David G. Savage reported in today’s Los Angeles Times that, “The Supreme Court dealt a setback to corporate America on Tuesday by upholding a nearly $6-million class-action verdict for a group of Iowa meat packers who contended they were not paid for time spent putting on and taking off safety gear.
“The high court has been skeptical of class-action claims in recent years, and when the justices agreed to hear the appeal from Tyson Foods, corporate groups — including the U.S. Chamber of Commerce and the National Assn. of Manufacturers — had hoped the justices would use the case to further rein in class-action claims.
“Instead, in a 6-2 ruling, the high court said the class-action claim made sense.”
Mr. Savage explained that, “In its appeal, Tyson had argued that the workers could not prove how much time they spent putting on their protective clothing, relying instead on estimates.
“Since the company did not keep records, workers used an expert who studied a sample and concluded they spent on average about 18 minutes a day putting on safety gear.
“That’s good enough, said Justice Anthony M. Kennedy. ‘A representative or statistical sample, like all evidence, is a means to establish or defend against liability,’ he said.”
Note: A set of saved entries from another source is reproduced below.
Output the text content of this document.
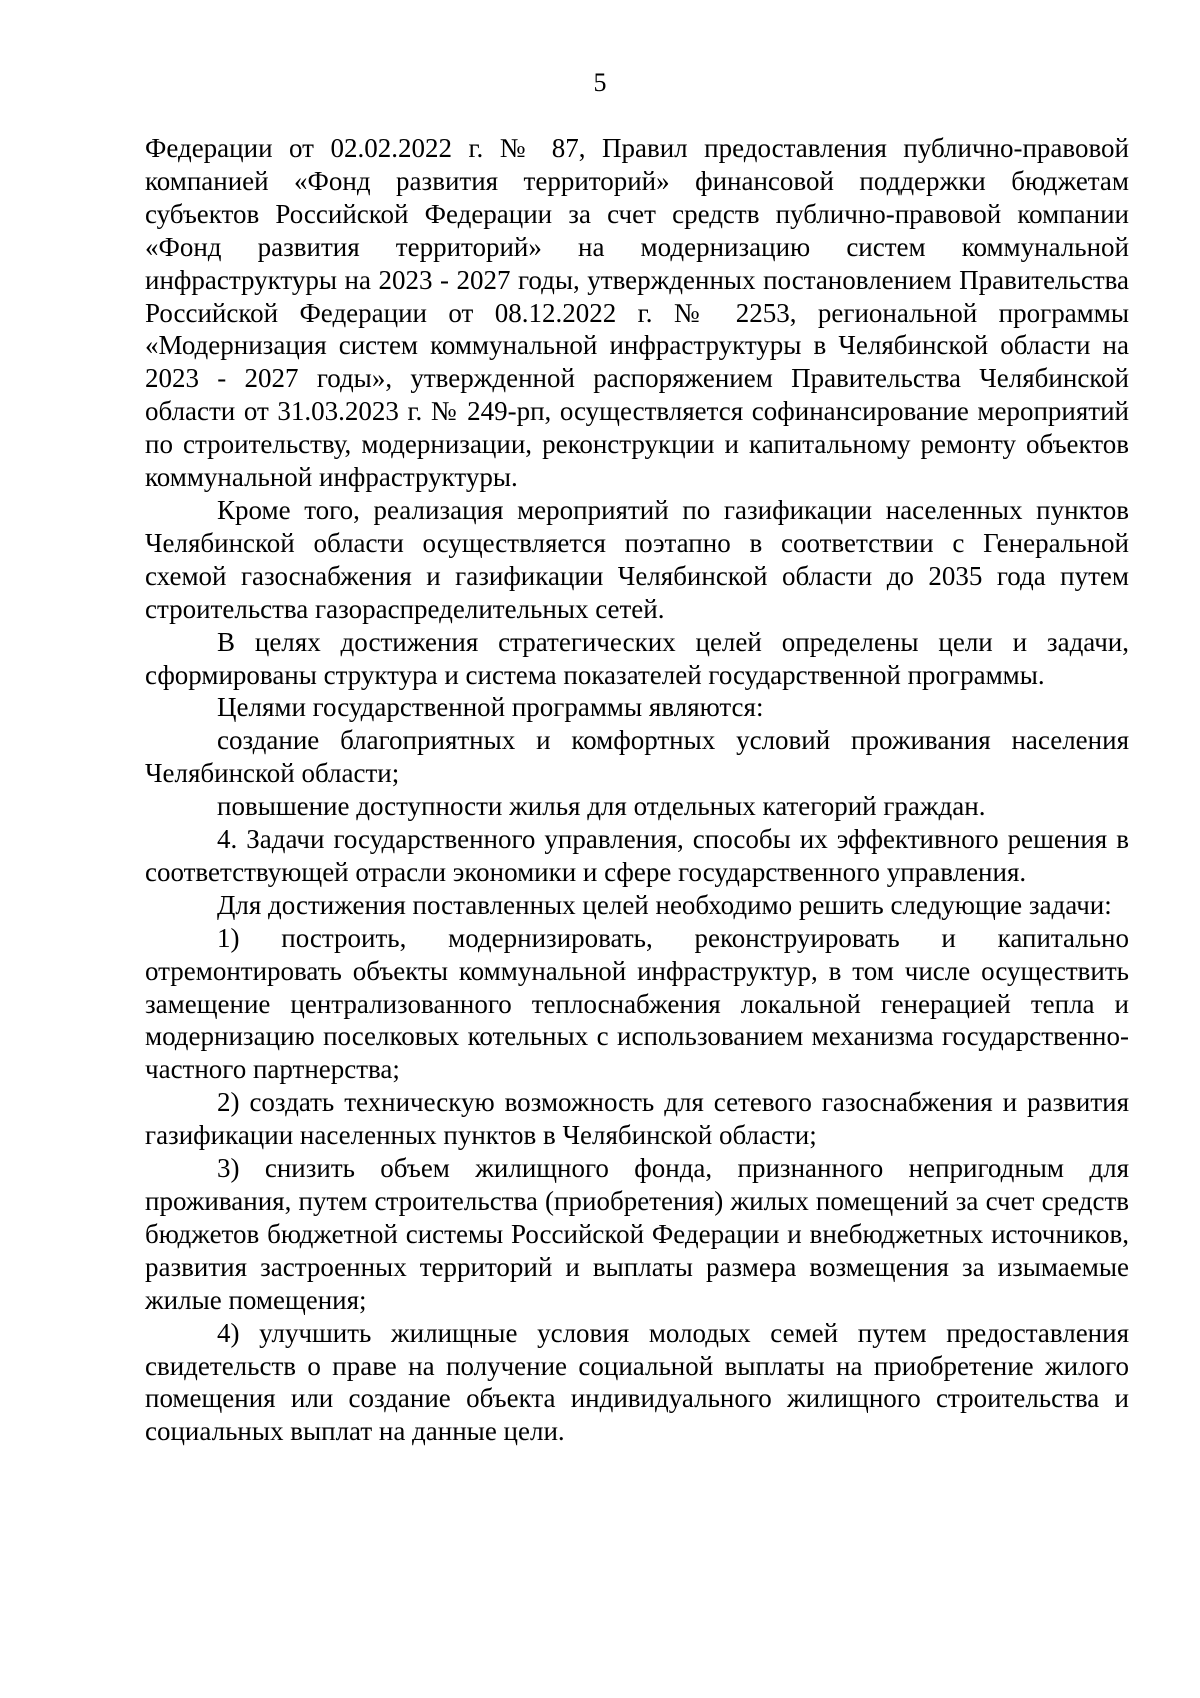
5

Федерации от 02.02.2022 г. № 87, Правил предоставления публично-правовой компанией «Фонд развития территорий» финансовой поддержки бюджетам субъектов Российской Федерации за счет средств публично-правовой компании «Фонд развития территорий» на модернизацию систем коммунальной инфраструктуры на 2023 - 2027 годы, утвержденных постановлением Правительства Российской Федерации от 08.12.2022 г. № 2253, региональной программы «Модернизация систем коммунальной инфраструктуры в Челябинской области на 2023 - 2027 годы», утвержденной распоряжением Правительства Челябинской области от 31.03.2023 г. № 249-рп, осуществляется софинансирование мероприятий по строительству, модернизации, реконструкции и капитальному ремонту объектов коммунальной инфраструктуры.

Кроме того, реализация мероприятий по газификации населенных пунктов Челябинской области осуществляется поэтапно в соответствии с Генеральной схемой газоснабжения и газификации Челябинской области до 2035 года путем строительства газораспределительных сетей.

В целях достижения стратегических целей определены цели и задачи, сформированы структура и система показателей государственной программы.

Целями государственной программы являются:

создание благоприятных и комфортных условий проживания населения Челябинской области;

повышение доступности жилья для отдельных категорий граждан.

4. Задачи государственного управления, способы их эффективного решения в соответствующей отрасли экономики и сфере государственного управления.

Для достижения поставленных целей необходимо решить следующие задачи:

1) построить, модернизировать, реконструировать и капитально отремонтировать объекты коммунальной инфраструктур, в том числе осуществить замещение централизованного теплоснабжения локальной генерацией тепла и модернизацию поселковых котельных с использованием механизма государственно-частного партнерства;

2) создать техническую возможность для сетевого газоснабжения и развития газификации населенных пунктов в Челябинской области;

3) снизить объем жилищного фонда, признанного непригодным для проживания, путем строительства (приобретения) жилых помещений за счет средств бюджетов бюджетной системы Российской Федерации и внебюджетных источников, развития застроенных территорий и выплаты размера возмещения за изымаемые жилые помещения;

4) улучшить жилищные условия молодых семей путем предоставления свидетельств о праве на получение социальной выплаты на приобретение жилого помещения или создание объекта индивидуального жилищного строительства и социальных выплат на данные цели.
Wall Street Journal writer Jess Bravin added that, “Tuesday’s decision was the latest suggestion the court is hesitating to further limit consumer and employee class actions. In January, the court rejected a telemarketer’s argument that it could kill a class-action case by offering the lead plaintiff the maximum damages provided under an anti-robocall law—in that case, $1,500.
“Another significant class-action case remains to be decided before July. In it, data-aggregator Spokeo Inc. argues it can’t be held liable for posting online false information about an individual if he can’t prove he was harmed by it.”